DAST, SAST, and SCA are not interchangeable

It is worth being precise about what DAST does and does not cover, because teams sometimes buy one scanner and assume they are done. DAST tests the running application and excels at runtime and configuration issues, but it cannot see code paths that its crawler never reaches, and it gives you a symptom (an injectable parameter) rather than the exact vulnerable line. SAST reads the source and points at the specific code, but it cannot confirm exploitability. SCA finds known-vulnerable open-source dependencies, which neither of the others reliably catches. A mature program runs all three, because each covers a class of risk the others miss. Our DAST product overview walks through how dynamic scanning slots into a pipeline, and the Safeguard Academy covers building a layered program.

Choosing whether Checkmarx DAST is right for you

Checkmarx DAST is a strong fit if you are already invested in, or considering, the Checkmarx One platform and want your dynamic results correlated with static and supply-chain findings in one place. If you want a lightweight, standalone dynamic scanner, or you are on a small team without the budget for a full platform, an open-source scanner like OWASP ZAP or a focused dynamic product may serve you better. The decision usually comes down to whether platform consolidation is a goal for your organization, not to the DAST engine in isolation.

FAQ

Is Checkmarx DAST sold as a standalone product?

No. Checkmarx DAST is an add-on within Checkmarx One Professional or higher and is not sold separately. Adopting it means using the broader Checkmarx One platform, where its dynamic findings correlate with SAST, SCA, and other results.

Can you do DAST testing using Checkmarx against APIs?

Yes. Checkmarx DAST is designed to test both web applications and APIs, simulating attacks against the running endpoints. Proper authentication configuration is important so the scanner can reach protected API routes rather than only the public surface.

How is DAST different from SAST?

DAST tests a running application from the outside, finding runtime and configuration flaws and confirming that inputs are reachable.

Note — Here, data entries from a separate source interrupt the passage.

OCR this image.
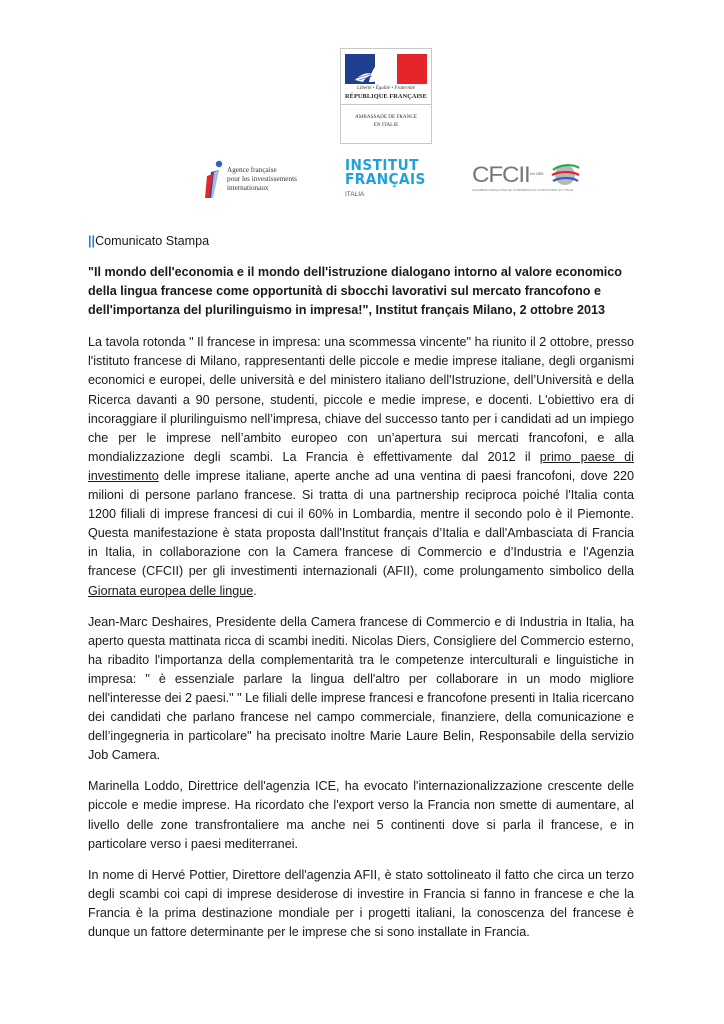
Liberté • Égalité • Fraternité
RÉPUBLIQUE FRANÇAISE
AMBASSADE DE FRANCE
EN ITALIE
Agence française
pour les investissements
internationaux
INSTITUT
FRANÇAIS
ITALIA
CFCII est 1885
CHAMBRE FRANÇAISE DE COMMERCE ET D'INDUSTRIE EN ITALIE
||Comunicato Stampa
"Il mondo dell'economia e il mondo dell'istruzione dialogano intorno al valore economico della lingua francese come opportunità di sbocchi lavorativi sul mercato francofono e dell'importanza del plurilinguismo in impresa!", Institut français Milano, 2 ottobre 2013

La tavola rotonda " Il francese in impresa: una scommessa vincente" ha riunito il 2 ottobre, presso l'istituto francese di Milano, rappresentanti delle piccole e medie imprese italiane, degli organismi economici e europei, delle università e del ministero italiano dell'Istruzione, dell’Università e della Ricerca davanti a 90 persone, studenti, piccole e medie imprese, e docenti. L'obiettivo era di incoraggiare il plurilinguismo nell’impresa, chiave del successo tanto per i candidati ad un impiego che per le imprese nell’ambito europeo con un’apertura sui mercati francofoni, e alla mondializzazione degli scambi. La Francia è effettivamente dal 2012 il primo paese di investimento delle imprese italiane, aperte anche ad una ventina di paesi francofoni, dove 220 milioni di persone parlano francese. Si tratta di una partnership reciproca poiché l'Italia conta 1200 filiali di imprese francesi di cui il 60% in Lombardia, mentre il secondo polo è il Piemonte. Questa manifestazione è stata proposta dall'Institut français d’Italia e dall'Ambasciata di Francia in Italia, in collaborazione con la Camera francese di Commercio e d’Industria e l'Agenzia francese (CFCII) per gli investimenti internazionali (AFII), come prolungamento simbolico della Giornata europea delle lingue.

Jean-Marc Deshaires, Presidente della Camera francese di Commercio e di Industria in Italia, ha aperto questa mattinata ricca di scambi inediti. Nicolas Diers, Consigliere del Commercio esterno, ha ribadito l'importanza della complementarità tra le competenze interculturali e linguistiche in impresa: " è essenziale parlare la lingua dell'altro per collaborare in un modo migliore nell'interesse dei 2 paesi." " Le filiali delle imprese francesi e francofone presenti in Italia ricercano dei candidati che parlano francese nel campo commerciale, finanziere, della comunicazione e dell’ingegneria in particolare" ha precisato inoltre Marie Laure Belin, Responsabile della servizio Job Camera.

Marinella Loddo, Direttrice dell'agenzia ICE, ha evocato l'internazionalizzazione crescente delle piccole e medie imprese. Ha ricordato che l'export verso la Francia non smette di aumentare, al livello delle zone transfrontaliere ma anche nei 5 continenti dove si parla il francese, e in particolare verso i paesi mediterranei.

In nome di Hervé Pottier, Direttore dell'agenzia AFII, è stato sottolineato il fatto che circa un terzo degli scambi coi capi di imprese desiderose di investire in Francia si fanno in francese e che la Francia è la prima destinazione mondiale per i progetti italiani, la conoscenza del francese è dunque un fattore determinante per le imprese che si sono installate in Francia.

SAST reads source code at rest and points at the exact vulnerable line but cannot confirm exploitability. They are complementary, and effective programs run both.

Should I run Checkmarx DAST against production?

Generally no. Dynamic scanning sends real attack-style traffic that can create noise or side effects, so run it against a staging or pre-production environment that mirrors production, ideally on a schedule and wired into your release gate.